Local
A View from Prospect Heights
Just before New Year’s Eve, I dined with my friend Janet in a restaurant where the holiday decorations were monkeys. Monkeys dressed in Venetian robes—silk brocades, rich velvets. They were lovely, weird, and oddly cheerful. Monkey business, monkey shines, monkey love (if you can find it). Now 2005 is here in full frozen force, and the Year of the Monkey is winding down.

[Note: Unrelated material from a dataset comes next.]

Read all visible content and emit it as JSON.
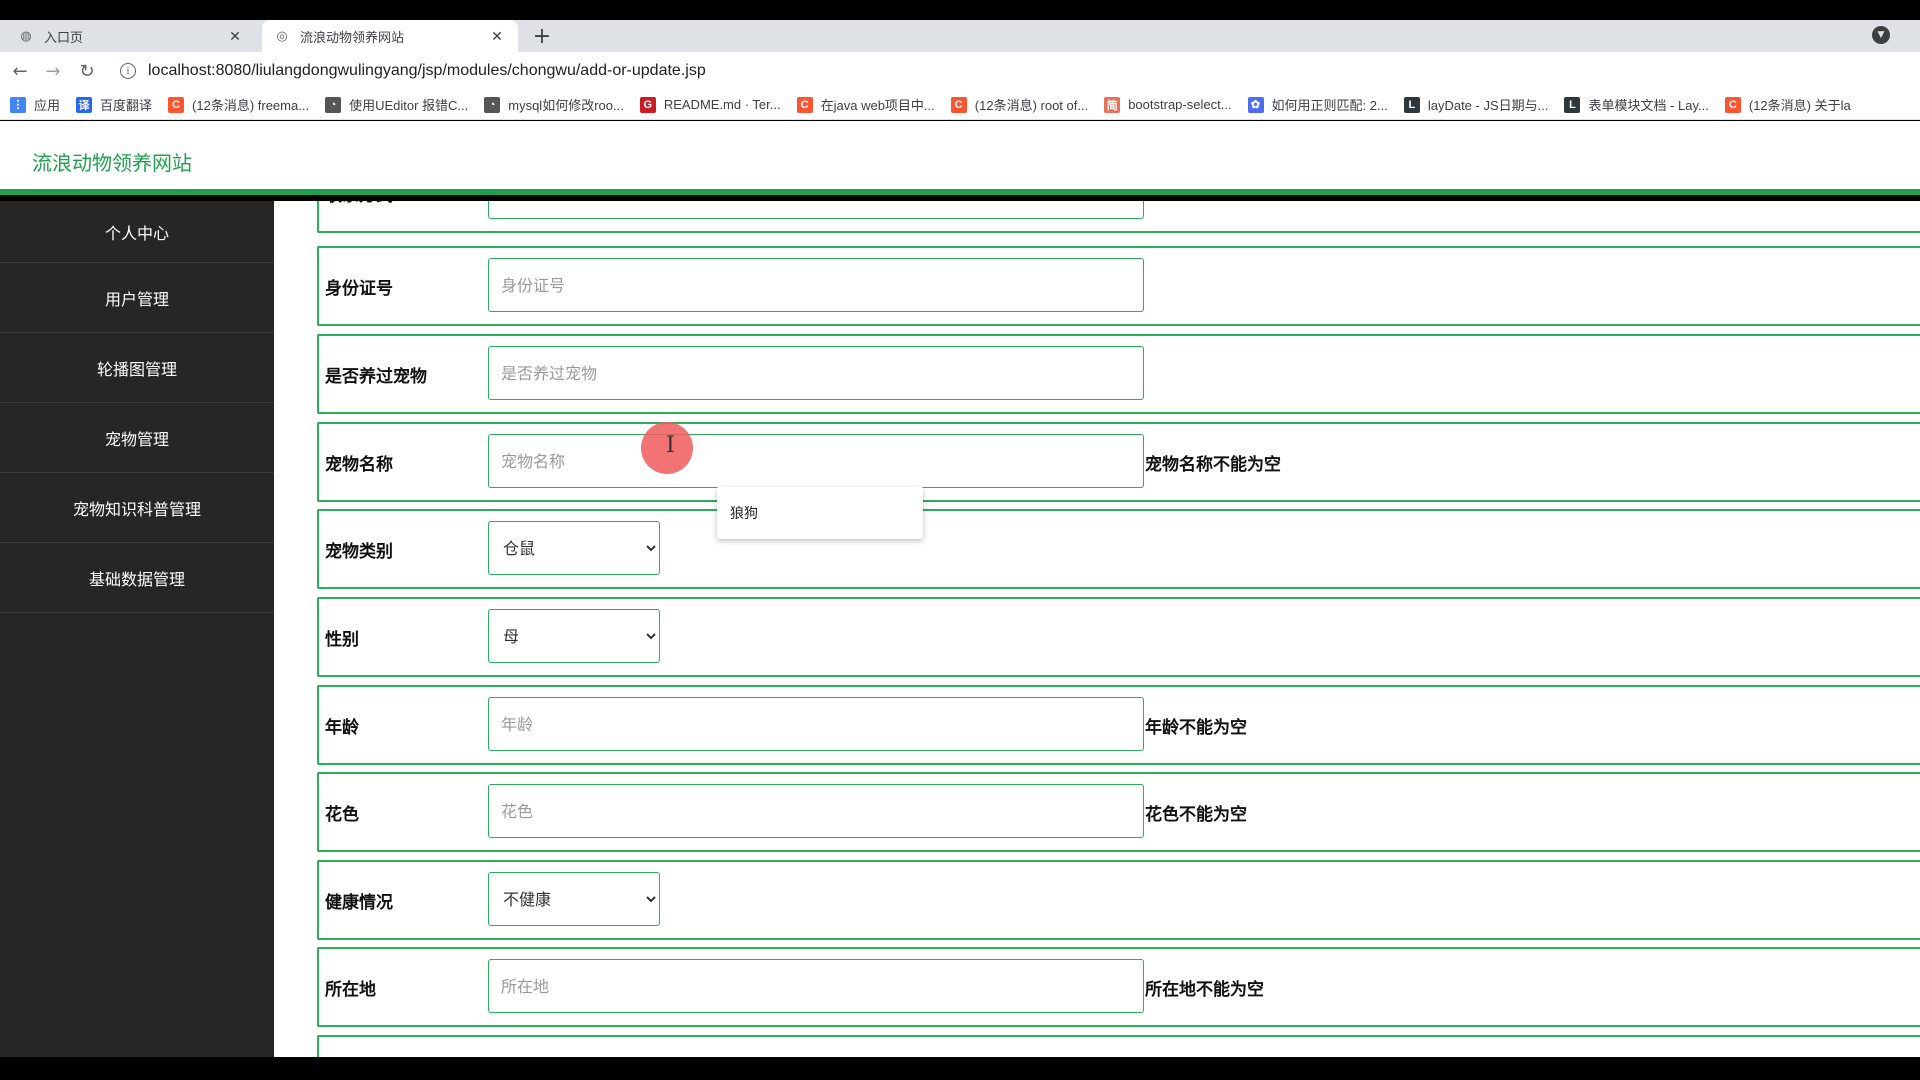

The streets of Prospect Heights empty quickly as the hawk travels up Washington towards Eastern Parkway. My neighborhood has fought its way to precarious prosperity only to be threatened by MEGA DEVELOPMENT. I complain to friends that I live in a “destination” neighborhood—the Brooklyn Museum, the Brooklyn Botanical Garden, the Central Branch of the BPL are just minutes away. But these cultural institutions nurture my spirit and my mind. I don’t quite know what the Nets Arena will do except condemn housing in one of the most integrated neighborhoods in all of New York City. This past MLK Day, WNYC reported that New York City is one of America’s most segregated cities and that only four percent of its citizens live on integrated blocks. I belong to that four percent.
Oh the irony, having grown up in Arkansas during the last decade of legal segregation, for me to come to New York and find that I had more physical proximity to white people as a child than as a grown woman. It is particularly disheartening in the art world, where we culturati seem to find as many ways as we can to not connect with each other. Yeah Williamsburg, yo Fort Greene, and like who is making new work in the South Slope? Mischief.
The thing is, living in this city is challenging for anybody—creative, dull, dreamy. But Brooklyn has a great edge. We got sky in Brooklyn. We can see stars (real ones) sometimes. We can be part of the amazing human tumult that is New York City, waiting in line outside a diner hungry for pancakes or cherry lime rickeys. I live in a neighborhood with an African tailor, West Indian shopkeepers, and Italian chefs. The economics are fragile, but they always are. There are real risk takers here.
In Brooklyn, I think Dr. King would have found his Southern ways accepted and acceptable. My black neighbors always say “Good morning.” My white neighbors still have to be reminded to speak. But they are coming along. Sterling Place, for all the myriad economic changes happening as more and more wealthy whites move in, continues to be a block whose cultural ways are African American and West Indian. Manners matter.
It seems strange to talk about manners on the night before the installation of the Bush Dynasty in D.C. But for me, humanity begins with regard, empathy, the realization that people—your neighbors, shopkeepers, and that tailor—come together as community when we greet each other, when we care what happens to each other. When we say “don’t drop your trash on my block.” When we buy stuff from the guy who lives in his car.
Don’t worry, my eyeglasses are not rose-colored. I know Brooklyn can be tough. But Brooklyn seems the best place to mix stuff up. Mix people up. But not at the expense of the Black and Brown folk who have often stayed in neighborhoods that are “ripe for development.” Bed-Stuy is not the next new thing—it already exists. Monkey business got to go!
Last year was one of intense political struggle in this country. Many of us were creative warriors for justice and decency and peace. Okay, we lost the battle. 2005 is already cold as diamonds and fiercely dangerous. But, think of the clarity of night sky—the huge moon that seems to stand just above this borough. If we can harness the stuff of the cosmos, or at least keep the 7-day MetroCard below $25, we can do damn near anything. But it will not be easy. And who knows what the Year of the Rooster will bring, but that’s not till mid-February.